7. The Death and Return of Superman
This video is great because it’s funny, it’s educational about something that (because of geek gatekeeper mentalities and the sort of intimidating size of comic book canon to learn) isn’t necessarily easily accessible to a teenage girl, and in terms of production, it’s pretty well done (and it embraces the ways in which it is not, see: costumes and make up).

8. My Drunk Kitchen
Hannah Hart is part of the new school of vloggers post Vlogbrothers. There’s been a move toward the necessity of higher quality videos, but it’s comforting to know that Hart’s success started with a semi-viral video of her drunkenly cooking a meal. It was relatable and fun, and has since spawned an extremely successful channel and fan community known for its combinations community service projects and meet-ups.

9. Watermelon
Another Hart, this video is silly and it makes an important point. This is the kind of content that I tend to watch more now–vlogs made with more than a webcam but still with a lot of heart (and now with a lot more cross-platform presence with tumblr, twitter, facebook, and other social media).

10. The Like
In addition to allowing new artists to showcase their work, Youtube provides an opportunity to see performances of old bands that we would have never had access to in the same way before.

11. Sketch 22: Where to Live at UMass
Arguably the most important video Sketch 22 has ever produced, almost everyone has seen this video and considered it in choosing their housing freshman year, from those of us who grew up in MA and already know the stereotypes, to kids from Virginia who would have had no idea otherwise. It contributes to a cohesive UMass identity that is kind of hard to grasp with such a big school. It really gets the balance of loving, laughing at, and sometimes hating the stoner/bro/academic cultures of our university.

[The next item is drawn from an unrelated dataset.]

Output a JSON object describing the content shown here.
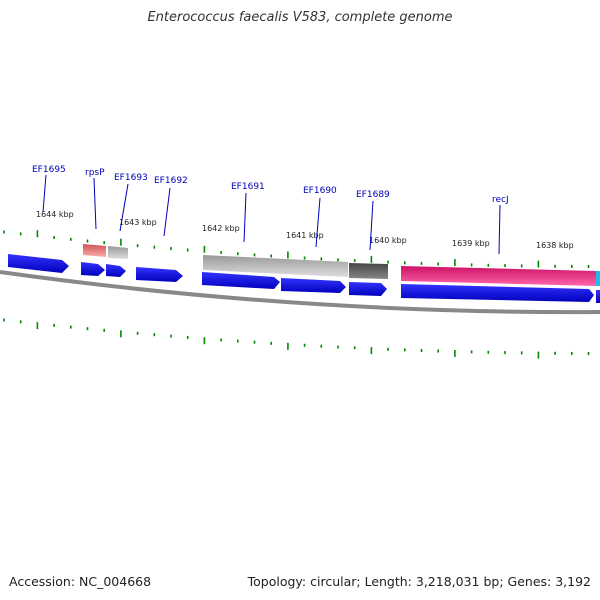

12. Black Female Voices: Who is Listening
This video represents the academic value of Youtube, characterized by crash course videos, TED talks, and university lectures. I have seen some of bell hooks’ New School talks in and outside of class, and they have proved invaluable in discussions of gender, race, sexuality, and the social implications of the aforementioned. I’m so grateful that I can just go on youtube and watch this, and that everyone has that same ability to educate themselves.